Source: Agencies |
2008-11-4 |
NEWSPAPER EDITION
RISING demand for shark fin soup in Asia is encouraging illegal fishing and contributing to a plunge in stocks, a report said yesterday.
The study, by the Australian government and the wildlife trade monitoring network Traffic, urged governments to crack down on illegal catches. Registered legal shark exports totaled US$310 million worldwide in 2005, up from US$237 million in 2002.
"As the world's demand for sharks continues to grow, shark populations are plummeting," said a statement accompanying the 57-page report. One in five shark species is considered threatened with extinction.
"The Asian market for shark fin is the key driver of shark fishing globally and is fueling illegal fishing and high levels of legitimate shark fishing of questionable sustainability," it said.
Rising affluence in Asia was stoking demand for shark fin, widely viewed as a delicacy when shredded in soup. Main fin importers are China, Malaysia, Indonesia and Thailand. The report said that a United Nations call in 2000 for all to work out plans for proper management of stocks was not compiled with in shark-catching countries.
Experts of the UN's Food and Agriculture Organization are meeting in Rome to review measures to protect sharks.

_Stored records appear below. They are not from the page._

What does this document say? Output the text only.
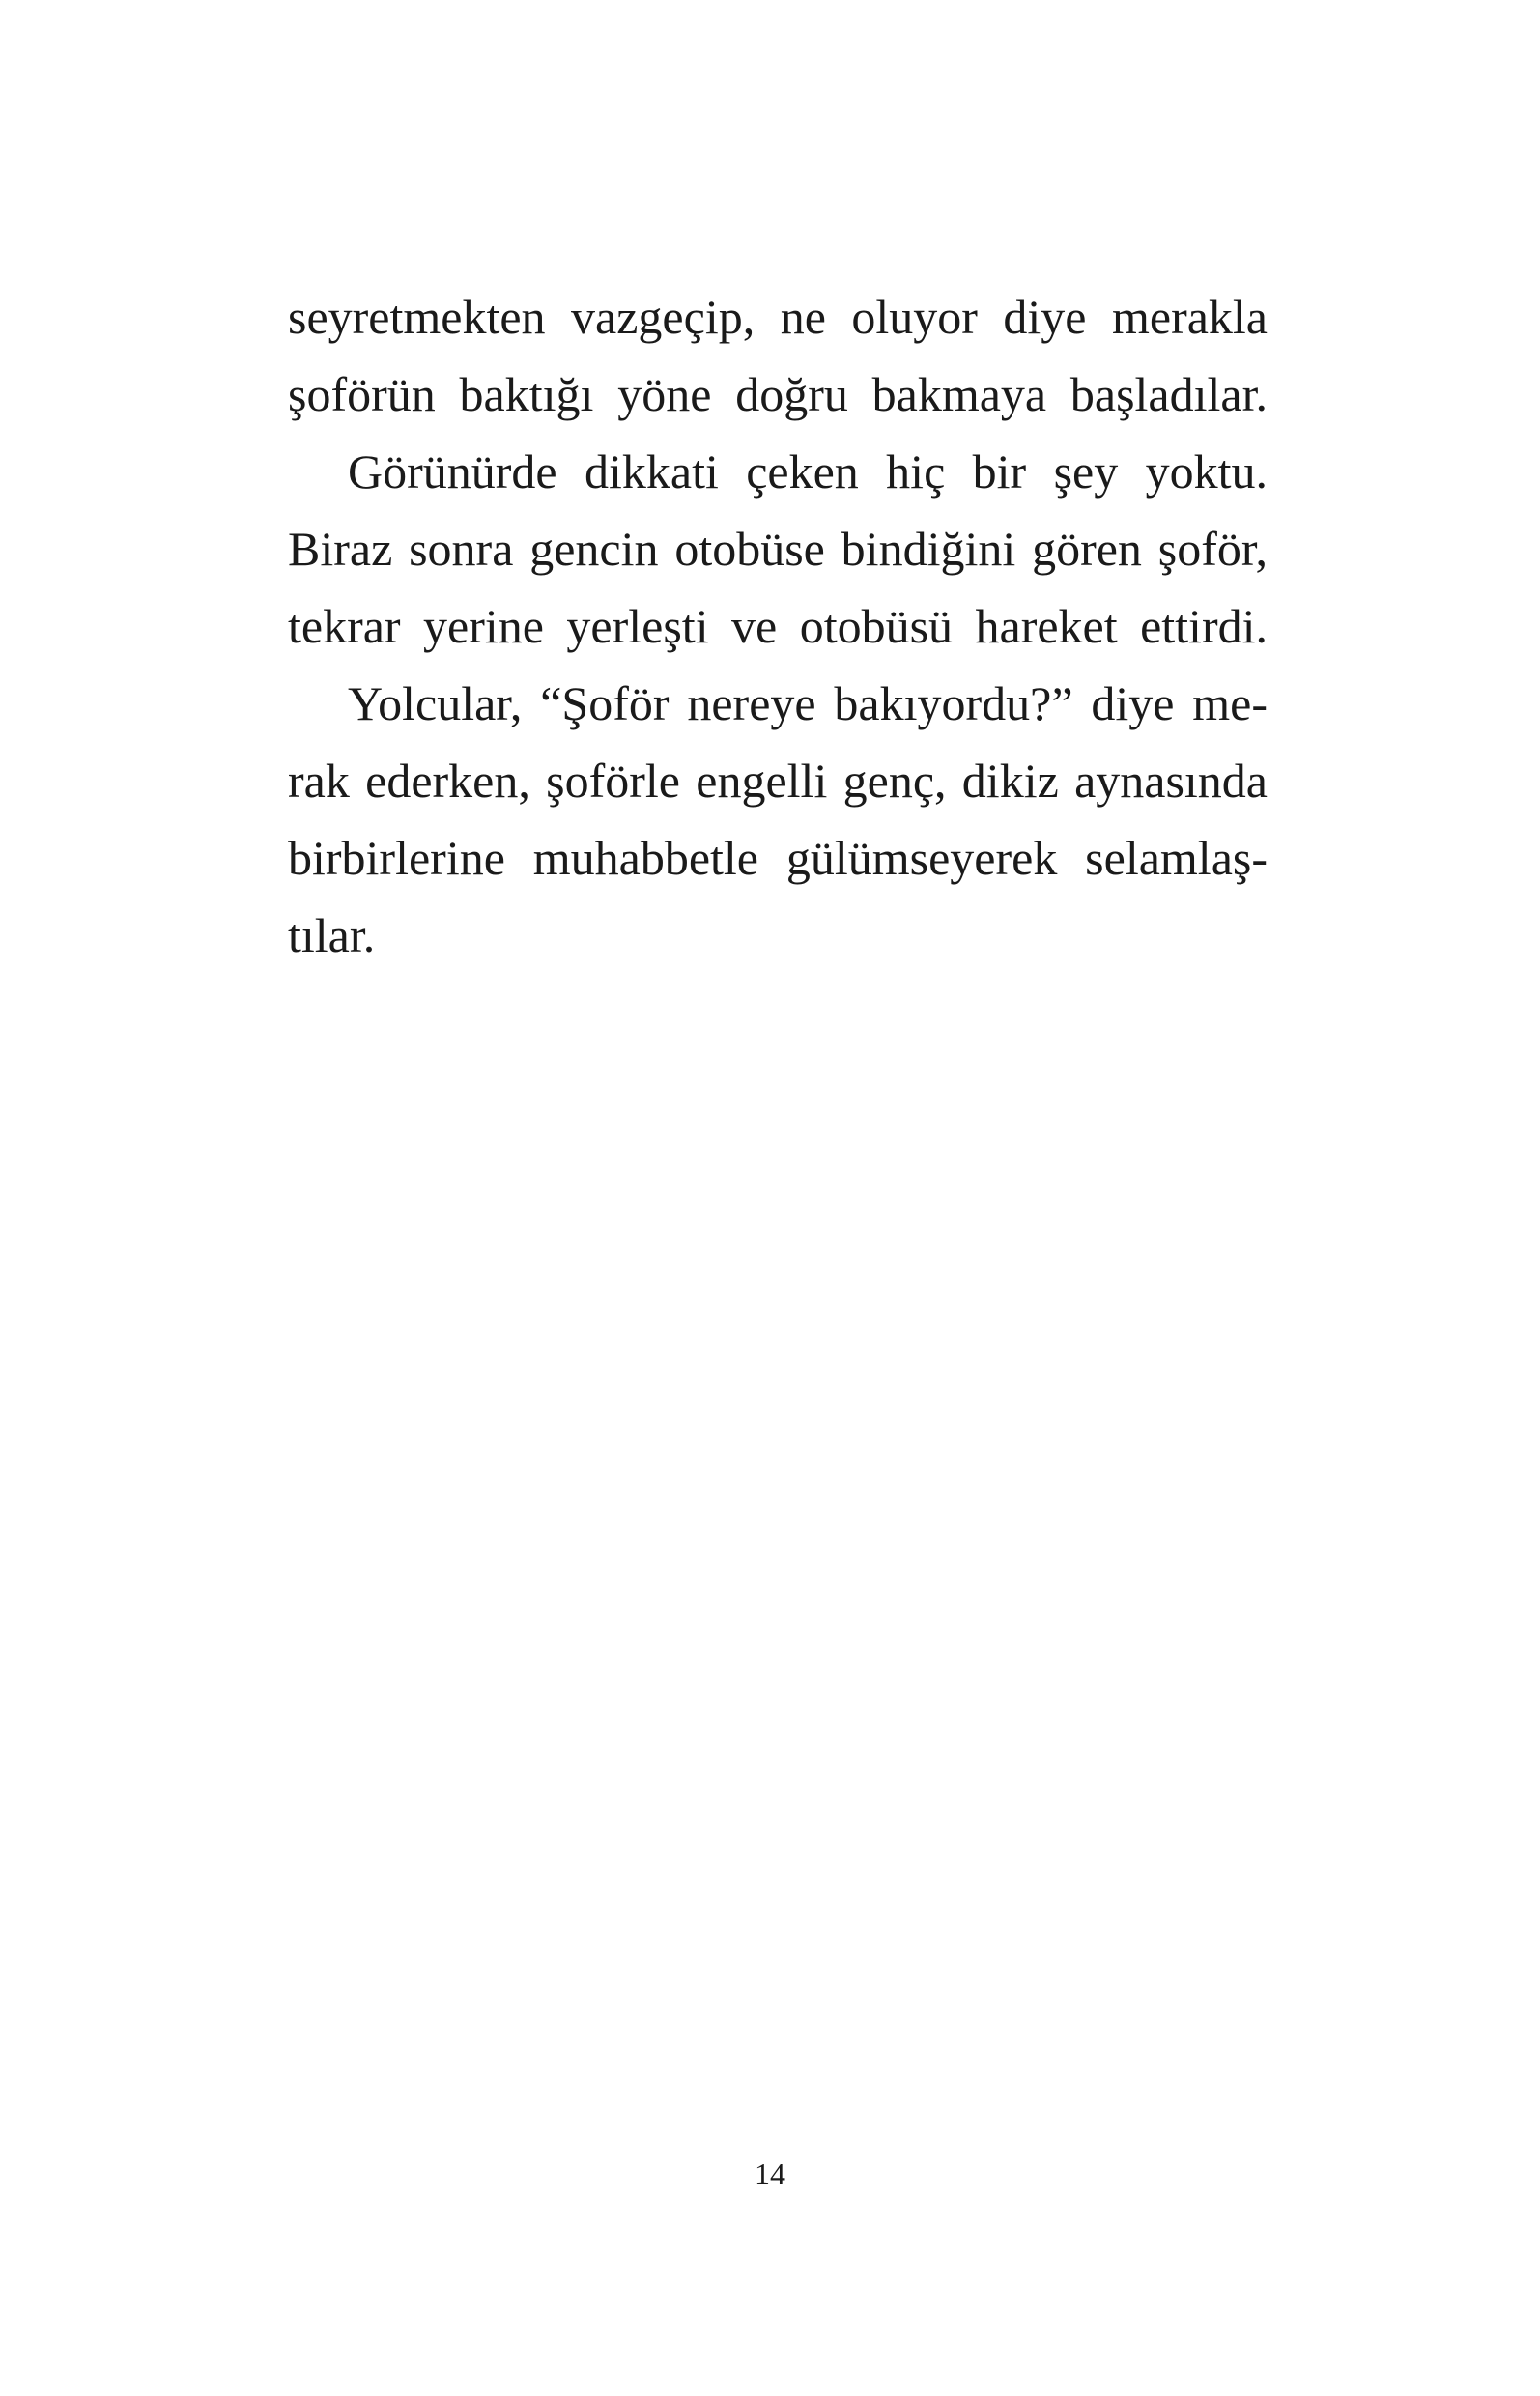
seyretmekten vazgeçip, ne oluyor diye merakla
şoförün baktığı yöne doğru bakmaya başladılar.
Görünürde dikkati çeken hiç bir şey yoktu.
Biraz sonra gencin otobüse bindiğini gören şoför,
tekrar yerine yerleşti ve otobüsü hareket ettirdi.
Yolcular, “Şoför nereye bakıyordu?” diye me-
rak ederken, şoförle engelli genç, dikiz aynasında
birbirlerine muhabbetle gülümseyerek selamlaş-
tılar.
14
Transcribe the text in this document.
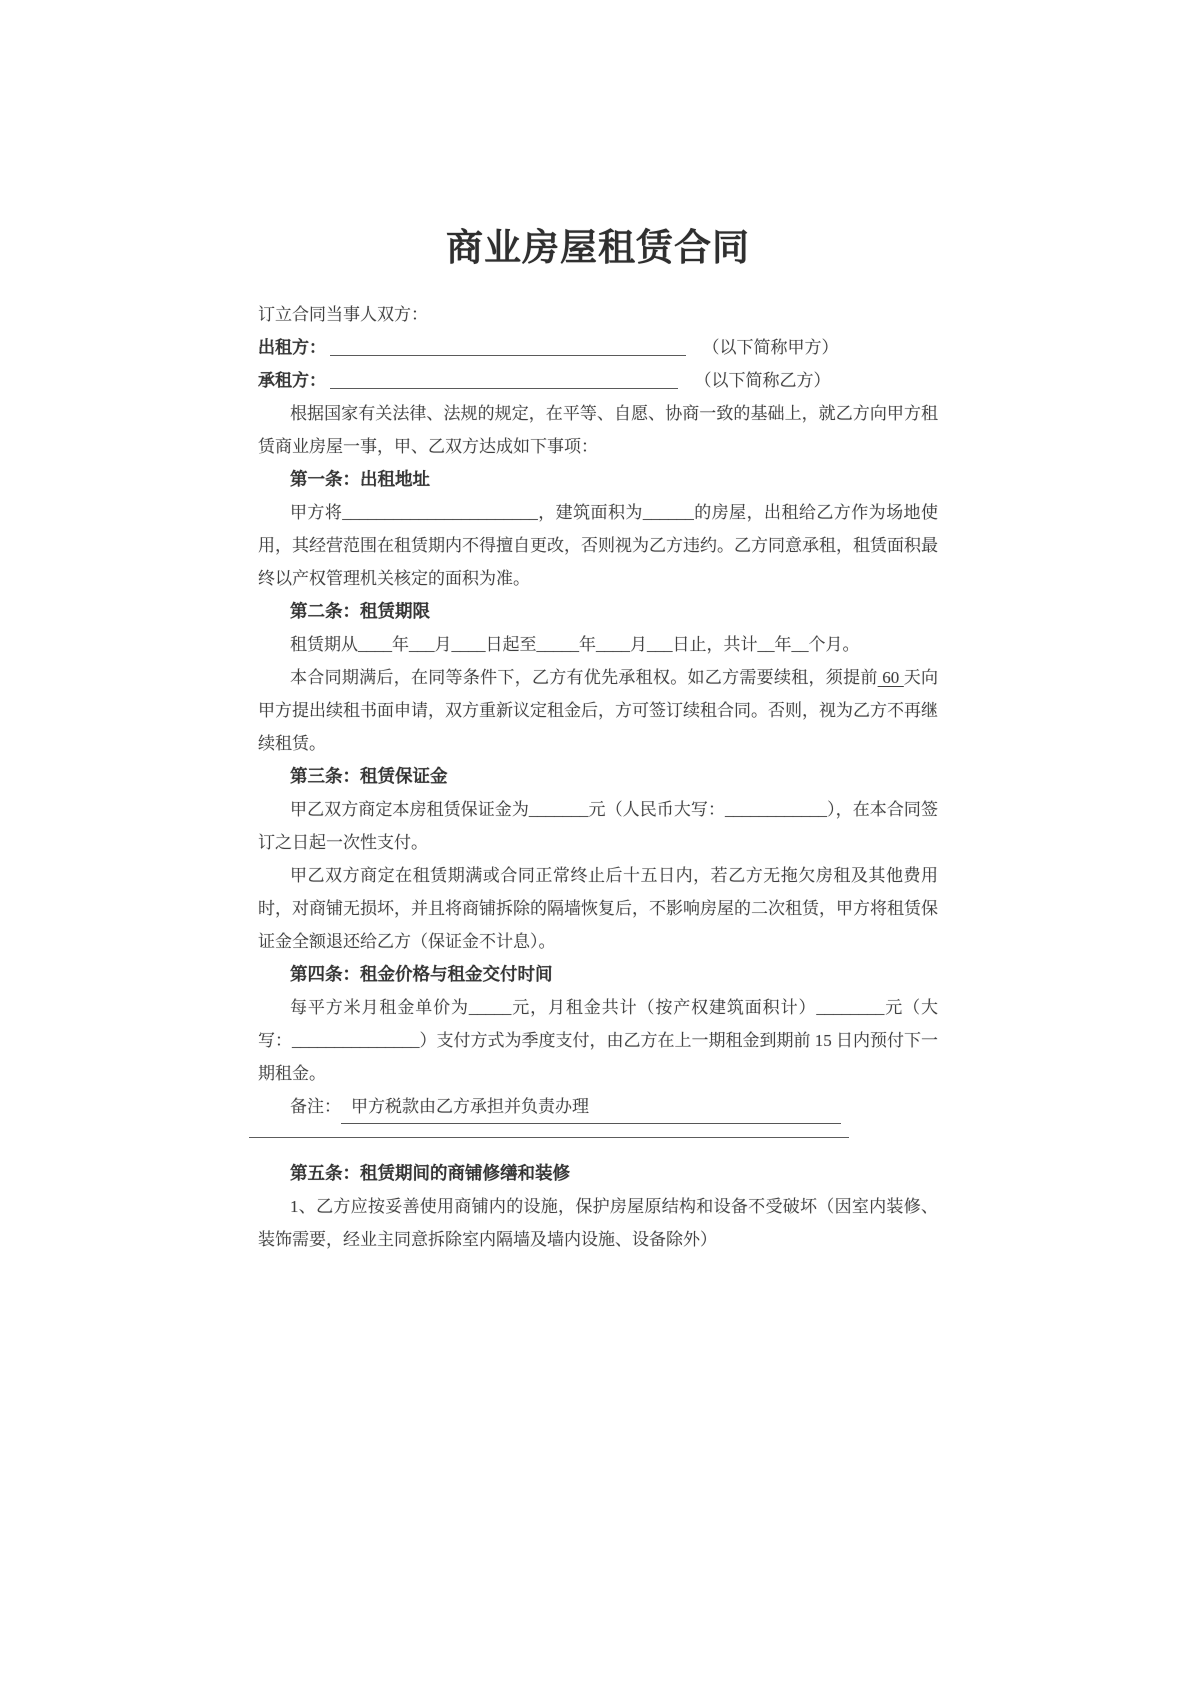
商业房屋租赁合同

订立合同当事人双方：

出租方：	（以下简称甲方）

承租方：	（以下简称乙方）

根据国家有关法律、法规的规定，在平等、自愿、协商一致的基础上，就乙方向甲方租赁商业房屋一事，甲、乙双方达成如下事项：

第一条：出租地址

甲方将_______________________，建筑面积为______的房屋，出租给乙方作为场地使用，其经营范围在租赁期内不得擅自更改，否则视为乙方违约。乙方同意承租，租赁面积最终以产权管理机关核定的面积为准。

第二条：租赁期限

租赁期从____年___月____日起至_____年____月___日止，共计__年__个月。

本合同期满后，在同等条件下，乙方有优先承租权。如乙方需要续租，须提前 60 天向甲方提出续租书面申请，双方重新议定租金后，方可签订续租合同。否则，视为乙方不再继续租赁。

第三条：租赁保证金

甲乙双方商定本房租赁保证金为_______元（人民币大写：____________），在本合同签订之日起一次性支付。

甲乙双方商定在租赁期满或合同正常终止后十五日内，若乙方无拖欠房租及其他费用时，对商铺无损坏，并且将商铺拆除的隔墙恢复后，不影响房屋的二次租赁，甲方将租赁保证金全额退还给乙方（保证金不计息）。

第四条：租金价格与租金交付时间

每平方米月租金单价为_____元，月租金共计（按产权建筑面积计）________元（大写：_______________）支付方式为季度支付，由乙方在上一期租金到期前 15 日内预付下一期租金。

备注： 甲方税款由乙方承担并负责办理

第五条：租赁期间的商铺修缮和装修

1、乙方应按妥善使用商铺内的设施，保护房屋原结构和设备不受破坏（因室内装修、装饰需要，经业主同意拆除室内隔墙及墙内设施、设备除外）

In Hong Kong, the world's biggest shark-fin market, the most commonly traded types were shortfin Mako, blue, sandbar, bull, hammerhead, silky and thresher sharks.
The study said it was impossible to say exactly how many sharks were illegally caught. But a review of vessel seizures showed illegal catches were a problem around the world with "hotspots" off Central and South America and in the western and central Pacific.
Sharks were sometimes caught as a by-catch by tuna fishing vessels. In many cases, crews on illegal vessels slice the fins off sharks and dump the less valuable carcasses overboard. Off Australia, for instance, 350 illegal vessels were intercepted in 2006 to 2007, mostly Indonesian, with a total 1.6 tons of shark fin aboard.
The Traffic organization is run by the International Union for Conservation of Nature and the WWF conservation group.